Nous étions fin avril et une grande fête de la Saint-Georges battait son plein à quelques portes de chez nous. Un cochon, que mes jeunes enfants avaient nourri quelques jours plus tôt, tournait à la broche. Et il y a eu des assiettes brisées – oui, cela arrive réellement ! Assise au centre de l’une des longues tables se trouvait la fière matriarche de la famille, surveillant ses enfants, petits-enfants et autres relations. Elle m’a dit qu’elle avait été à l’école primaire avec ma mère et m’a demandé comment elle allait. Je ne pouvais pas m’empêcher de me demander à quel point maman aurait aimé être à sa place.
À l’approche des 80 ans, maman avait de nombreux problèmes médicaux que papa s’occupait consciencieusement. Il avait aussi des problèmes de santé, mais il était physiquement plus robuste qu’elle. Sa mort soudaine a irrévocablement modifié sa vie ainsi que la mienne.
Sans les soins de papa 24 heures sur 24, il était impossible pour ma mère de rester chez elle. Elle ne voulait pas aller dans une maison de retraite – je ne pense pas que beaucoup de gens le fassent – mais elle n’avait pas le choix. La situation était encore plus difficile car, comme la plupart des Grecs âgés, elle s’attendait à finir ses jours en vivant avec l’un de ses enfants et n’était pas satisfaite de ses nouvelles conditions de vie.
Ce fut un choc mais pas une surprise lorsque, un an après son entrée dans une maison de retraite, une infirmière du foyer a parlé d’un ton neutre de « la démence de votre mère ». Il ne fait aucun doute qu’elle était là depuis un certain temps, mais elle avait été masquée par la diligence de papa à s’occuper d’elle.
J’ai toujours ressenti de la culpabilité à propos de la vie de ma mère, non pas par sentiment de responsabilité personnelle face aux épreuves qu’elle avait endurées, mais parce qu’il n’y avait aucune chance que son potentiel puisse s’épanouir.
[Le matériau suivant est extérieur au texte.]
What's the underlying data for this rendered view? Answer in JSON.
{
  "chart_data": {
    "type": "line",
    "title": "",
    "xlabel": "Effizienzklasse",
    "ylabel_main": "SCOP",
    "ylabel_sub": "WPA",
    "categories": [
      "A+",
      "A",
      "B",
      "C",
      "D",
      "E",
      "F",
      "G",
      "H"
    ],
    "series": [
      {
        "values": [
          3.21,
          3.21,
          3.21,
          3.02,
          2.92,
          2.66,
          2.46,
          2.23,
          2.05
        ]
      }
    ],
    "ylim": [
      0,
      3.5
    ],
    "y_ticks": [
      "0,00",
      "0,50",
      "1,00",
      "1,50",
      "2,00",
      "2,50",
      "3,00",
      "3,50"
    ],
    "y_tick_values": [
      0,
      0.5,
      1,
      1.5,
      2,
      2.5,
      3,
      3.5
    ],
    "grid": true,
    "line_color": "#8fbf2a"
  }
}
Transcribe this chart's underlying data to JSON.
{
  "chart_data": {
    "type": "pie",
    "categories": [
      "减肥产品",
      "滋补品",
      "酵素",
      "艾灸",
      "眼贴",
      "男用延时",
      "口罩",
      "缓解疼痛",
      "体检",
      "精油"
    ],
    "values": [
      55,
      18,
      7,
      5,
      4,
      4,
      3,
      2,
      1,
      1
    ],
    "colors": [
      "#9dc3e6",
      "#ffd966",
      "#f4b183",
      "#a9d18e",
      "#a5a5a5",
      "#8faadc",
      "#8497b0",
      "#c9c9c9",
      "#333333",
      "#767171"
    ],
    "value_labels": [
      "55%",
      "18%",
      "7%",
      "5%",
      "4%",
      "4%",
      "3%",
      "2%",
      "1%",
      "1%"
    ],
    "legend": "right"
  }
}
Après la mort de son père, elle parlait souvent de son fils en Grèce, 60 ans plus tôt, preuve – même si c’était nécessaire – que le traumatisme, non reconnu et non traité, ne disparaît pas avec le temps.
Lorsqu’elle a arrêté de manger le mois dernier, elle n’a pas remarqué que maman approchait peut-être de ses derniers jours. Il y avait eu plusieurs fois au cours des deux dernières années où sa santé avait plongé soudainement au point où on m’avait prévenu que cela pourrait être la fin, mais elle rebondissait toujours. Les choses étaient différentes cette fois. On m’a dit qu’il n’y avait pas de retour possible et que je devais commencer à faire des « préparatifs ».
L’idée qu’après tout ce qu’elle avait enduré, ma mère pourrait simplement s’éclipser seule dans une pièce très éloignée de la maison était insupportable, et j’ai ressenti un immense sentiment de devoir d’être avec elle jusqu’à la fin. Pendant deux jours, elle resta là, les yeux fermés et respirant régulièrement. Le personnel venait toutes les deux heures pour changer la position de son corps et lui administrer une injection de morphine.
Tard le troisième matin, maman a soudainement émis un son et a inspiré profondément. Ses yeux se sont ouverts, elle m’a regardé droit dans les yeux, puis elle est morte. Le brouillard de tristesse d’une vie s’est dissipé. Je n’aurais pas pu être plus reconnaissant pour ce cadeau précieux, car je savais qu’elle savait que j’étais là et qu’elle n’était pas morte seule.
Jim Pavlidis est un artiste et ancien Âge journaliste visuel.